Cleaning machine specialist Tennant (TNC 1.99%) this week posted a sharp drop in third-quarter earnings as profitability fell below management's plan for the second straight quarter. The results led the company to lower its profit outlook despite expectations for steady, if modest, sales growth.

Here's how the headline figures compared to the prior-year period:

 Metric

Q3 2017

Q3 2016

Year-Over-Year Change

Revenue

$262 million

$200 million

31%

Net income

$3.6 million

$11.5 million

(69%)

EPS

$0.20

$0.64

(69%)

Data source: Tennan.

What happened this quarter?

Tennant's massive sales jump was mostly due to its acquisition of Italy based IPC Group. But organic growth helped, too, as the metric turned positive after a rare decline last quarter. The company had to give up profitability to keep its sales footprint moving higher, though.

An employee cleans the floor at a retail store using a walk-behind scrubber.

Image source: Getty Images.

Here are the key highlights of the quarter:

  • Organic sales returned to positive territory by rising 1.3% compared to a 2% drop last quarter. That gain included a revenue spike in Western Europe that was mostly offset by surprising weakness in the core U.S. market.
  • Gross profit margin fell by a full percentage point to 40% of sales due to several challenges, including low-margin sales, manufacturing inefficiencies, and higher input costs.
  • Research & development spending declined to 3% of sales from 4.2%.
  • Operating profitability held steady at 8.1% of sales.
  • Cash flow improved to $35 million from $21 million, which helped Tennant fund $23 in debt repayment.
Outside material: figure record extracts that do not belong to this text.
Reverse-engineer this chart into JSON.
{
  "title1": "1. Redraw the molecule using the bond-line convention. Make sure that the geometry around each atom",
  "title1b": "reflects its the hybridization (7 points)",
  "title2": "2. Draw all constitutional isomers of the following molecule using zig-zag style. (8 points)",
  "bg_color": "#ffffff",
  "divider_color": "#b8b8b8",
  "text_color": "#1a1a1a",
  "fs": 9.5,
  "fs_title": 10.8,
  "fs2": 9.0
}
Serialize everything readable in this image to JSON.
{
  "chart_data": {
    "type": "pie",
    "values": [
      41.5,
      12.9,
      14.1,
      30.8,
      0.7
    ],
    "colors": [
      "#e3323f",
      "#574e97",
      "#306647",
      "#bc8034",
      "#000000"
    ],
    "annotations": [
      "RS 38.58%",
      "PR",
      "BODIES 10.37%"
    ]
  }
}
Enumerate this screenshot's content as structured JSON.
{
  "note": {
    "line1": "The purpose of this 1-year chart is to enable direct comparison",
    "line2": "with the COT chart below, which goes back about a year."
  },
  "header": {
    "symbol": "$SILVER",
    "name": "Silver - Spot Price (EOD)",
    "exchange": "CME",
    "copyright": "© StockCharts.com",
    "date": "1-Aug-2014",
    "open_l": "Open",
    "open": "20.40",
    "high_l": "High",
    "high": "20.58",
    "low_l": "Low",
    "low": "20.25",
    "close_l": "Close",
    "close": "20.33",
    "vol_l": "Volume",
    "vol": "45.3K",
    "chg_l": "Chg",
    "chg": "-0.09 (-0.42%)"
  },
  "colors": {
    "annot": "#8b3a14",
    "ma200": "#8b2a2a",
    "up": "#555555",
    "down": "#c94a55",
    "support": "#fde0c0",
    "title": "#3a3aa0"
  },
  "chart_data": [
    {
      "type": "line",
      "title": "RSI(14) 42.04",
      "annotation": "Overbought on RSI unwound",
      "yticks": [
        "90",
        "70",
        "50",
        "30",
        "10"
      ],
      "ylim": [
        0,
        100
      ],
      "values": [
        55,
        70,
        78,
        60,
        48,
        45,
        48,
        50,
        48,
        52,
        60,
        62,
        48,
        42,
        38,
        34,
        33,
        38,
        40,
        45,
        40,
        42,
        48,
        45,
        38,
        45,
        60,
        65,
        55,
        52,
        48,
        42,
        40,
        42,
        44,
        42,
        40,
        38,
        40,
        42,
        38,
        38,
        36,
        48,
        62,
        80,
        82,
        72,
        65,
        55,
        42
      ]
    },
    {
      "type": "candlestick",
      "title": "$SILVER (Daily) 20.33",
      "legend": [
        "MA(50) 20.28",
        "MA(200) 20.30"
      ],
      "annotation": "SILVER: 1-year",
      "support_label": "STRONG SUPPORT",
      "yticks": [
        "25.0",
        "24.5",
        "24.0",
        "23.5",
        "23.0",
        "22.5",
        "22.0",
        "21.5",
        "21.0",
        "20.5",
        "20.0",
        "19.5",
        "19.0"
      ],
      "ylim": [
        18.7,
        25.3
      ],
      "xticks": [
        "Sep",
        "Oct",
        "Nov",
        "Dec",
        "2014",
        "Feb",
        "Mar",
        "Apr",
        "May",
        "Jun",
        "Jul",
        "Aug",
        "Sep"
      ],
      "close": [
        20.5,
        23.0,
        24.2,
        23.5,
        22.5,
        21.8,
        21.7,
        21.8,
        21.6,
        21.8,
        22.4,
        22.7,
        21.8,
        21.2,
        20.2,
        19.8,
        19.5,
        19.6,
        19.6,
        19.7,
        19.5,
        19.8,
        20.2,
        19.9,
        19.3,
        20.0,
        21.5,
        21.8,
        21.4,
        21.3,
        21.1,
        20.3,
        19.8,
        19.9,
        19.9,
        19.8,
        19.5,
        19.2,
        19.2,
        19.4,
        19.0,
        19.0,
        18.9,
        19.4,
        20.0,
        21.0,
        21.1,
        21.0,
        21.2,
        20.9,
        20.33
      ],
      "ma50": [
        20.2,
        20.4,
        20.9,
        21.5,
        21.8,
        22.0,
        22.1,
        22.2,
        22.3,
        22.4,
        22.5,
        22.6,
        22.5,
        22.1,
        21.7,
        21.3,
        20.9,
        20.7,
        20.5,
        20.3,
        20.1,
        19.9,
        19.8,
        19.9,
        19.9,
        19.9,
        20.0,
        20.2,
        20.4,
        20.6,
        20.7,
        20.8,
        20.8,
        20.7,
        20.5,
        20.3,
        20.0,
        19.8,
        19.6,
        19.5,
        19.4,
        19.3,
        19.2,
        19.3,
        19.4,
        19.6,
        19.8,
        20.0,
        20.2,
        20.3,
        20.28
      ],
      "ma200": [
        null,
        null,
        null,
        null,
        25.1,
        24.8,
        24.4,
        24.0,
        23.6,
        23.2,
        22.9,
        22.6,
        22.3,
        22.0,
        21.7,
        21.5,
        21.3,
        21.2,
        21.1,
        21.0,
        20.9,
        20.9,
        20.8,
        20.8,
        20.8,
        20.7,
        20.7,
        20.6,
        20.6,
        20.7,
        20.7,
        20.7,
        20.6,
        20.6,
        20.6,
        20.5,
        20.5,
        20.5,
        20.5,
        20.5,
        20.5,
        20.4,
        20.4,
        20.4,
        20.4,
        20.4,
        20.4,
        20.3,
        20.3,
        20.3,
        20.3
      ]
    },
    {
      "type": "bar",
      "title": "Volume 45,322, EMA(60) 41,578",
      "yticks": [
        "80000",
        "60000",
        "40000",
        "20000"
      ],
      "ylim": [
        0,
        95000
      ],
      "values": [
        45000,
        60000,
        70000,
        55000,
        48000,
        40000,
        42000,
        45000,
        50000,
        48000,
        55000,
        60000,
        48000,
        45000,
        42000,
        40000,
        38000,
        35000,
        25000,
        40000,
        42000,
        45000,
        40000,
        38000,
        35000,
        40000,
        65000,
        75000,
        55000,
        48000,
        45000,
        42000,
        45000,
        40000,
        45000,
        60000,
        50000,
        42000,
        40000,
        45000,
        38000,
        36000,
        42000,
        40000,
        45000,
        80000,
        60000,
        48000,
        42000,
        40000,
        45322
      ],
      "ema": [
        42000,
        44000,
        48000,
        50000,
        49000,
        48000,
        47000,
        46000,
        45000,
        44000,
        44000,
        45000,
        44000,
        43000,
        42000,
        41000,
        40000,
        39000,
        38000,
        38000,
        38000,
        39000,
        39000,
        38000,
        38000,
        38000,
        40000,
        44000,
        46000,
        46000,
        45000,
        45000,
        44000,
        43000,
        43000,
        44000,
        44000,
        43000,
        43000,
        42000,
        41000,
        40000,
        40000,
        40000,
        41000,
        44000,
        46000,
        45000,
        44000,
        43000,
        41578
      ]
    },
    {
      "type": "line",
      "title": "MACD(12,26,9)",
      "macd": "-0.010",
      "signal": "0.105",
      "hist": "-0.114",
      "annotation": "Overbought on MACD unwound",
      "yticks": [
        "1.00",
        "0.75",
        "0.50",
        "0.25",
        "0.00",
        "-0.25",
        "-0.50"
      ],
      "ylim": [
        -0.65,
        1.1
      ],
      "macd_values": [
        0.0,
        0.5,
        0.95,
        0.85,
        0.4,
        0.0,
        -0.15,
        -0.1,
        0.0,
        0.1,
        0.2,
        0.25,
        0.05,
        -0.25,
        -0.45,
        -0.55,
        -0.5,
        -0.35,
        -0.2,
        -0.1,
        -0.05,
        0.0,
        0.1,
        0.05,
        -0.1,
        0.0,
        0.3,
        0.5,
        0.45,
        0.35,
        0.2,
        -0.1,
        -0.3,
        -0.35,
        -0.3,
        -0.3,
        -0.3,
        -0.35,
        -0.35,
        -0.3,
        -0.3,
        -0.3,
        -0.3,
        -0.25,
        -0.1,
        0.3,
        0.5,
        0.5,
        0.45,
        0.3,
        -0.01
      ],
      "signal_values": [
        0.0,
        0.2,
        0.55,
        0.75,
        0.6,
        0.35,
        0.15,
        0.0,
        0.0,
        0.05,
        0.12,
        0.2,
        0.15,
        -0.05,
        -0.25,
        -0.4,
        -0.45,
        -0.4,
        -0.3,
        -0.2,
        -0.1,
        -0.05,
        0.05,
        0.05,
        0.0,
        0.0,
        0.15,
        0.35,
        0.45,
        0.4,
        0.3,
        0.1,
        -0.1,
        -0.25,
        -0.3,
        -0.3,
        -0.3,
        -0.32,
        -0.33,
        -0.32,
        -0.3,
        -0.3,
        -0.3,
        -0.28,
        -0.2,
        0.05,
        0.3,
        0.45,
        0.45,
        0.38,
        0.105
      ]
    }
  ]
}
What management had to say

Management said Tennant's growth was held back by a softer U.S. market while several issues combined to keep gross profitability below target. "Our third quarter results reflect slower growth in North America attributed to timing of key strategic account deals, the restructuring of our field service team, continued manufacturing inefficiencies and raw material inflation," CEO Chris Killingstad said in a press release.

"While we faced some near-term setbacks," Killingstad continued, "we are staying the course strategically and positioning Tennant to be operationally stronger than ever before." New product releases, meanwhile, are resonating with customers. "47 percent of our equipment sales stemmed from products released within the last three years, far ahead of our 30 percent target," executives noted.

Looking forward

Tennant affirmed the company's full-year revenue outlook that predicts only minor organic growth of between 1% and 2%. Executives are making slower progress than expected at raising gross profitability, and so they reduced their earnings target for the second straight quarter.

Tennant now believes adjusted earnings will be between $1.50 per share and $1.70 per share compared to the $2.20 to $2.40 range they issued in early August and the $2.40 to $2.60 target they had articulated before that. About $0.33 per share of that downgrade can be blamed on an accounting change regarding its IPC Group acquisition. The rest of the shortfall is due to a range of operational challenges, including manufacturing inefficiencies and rising costs, that management says it is working to address.

In the meantime, the IPC Group acquisition has filled out Tennant's product portfolio, both in terms of price points and geographical reach. Management says the integration of the business is running ahead of plan and now executives hope to begin capitalizing on their wider addressable market with help from a string of new product innovations.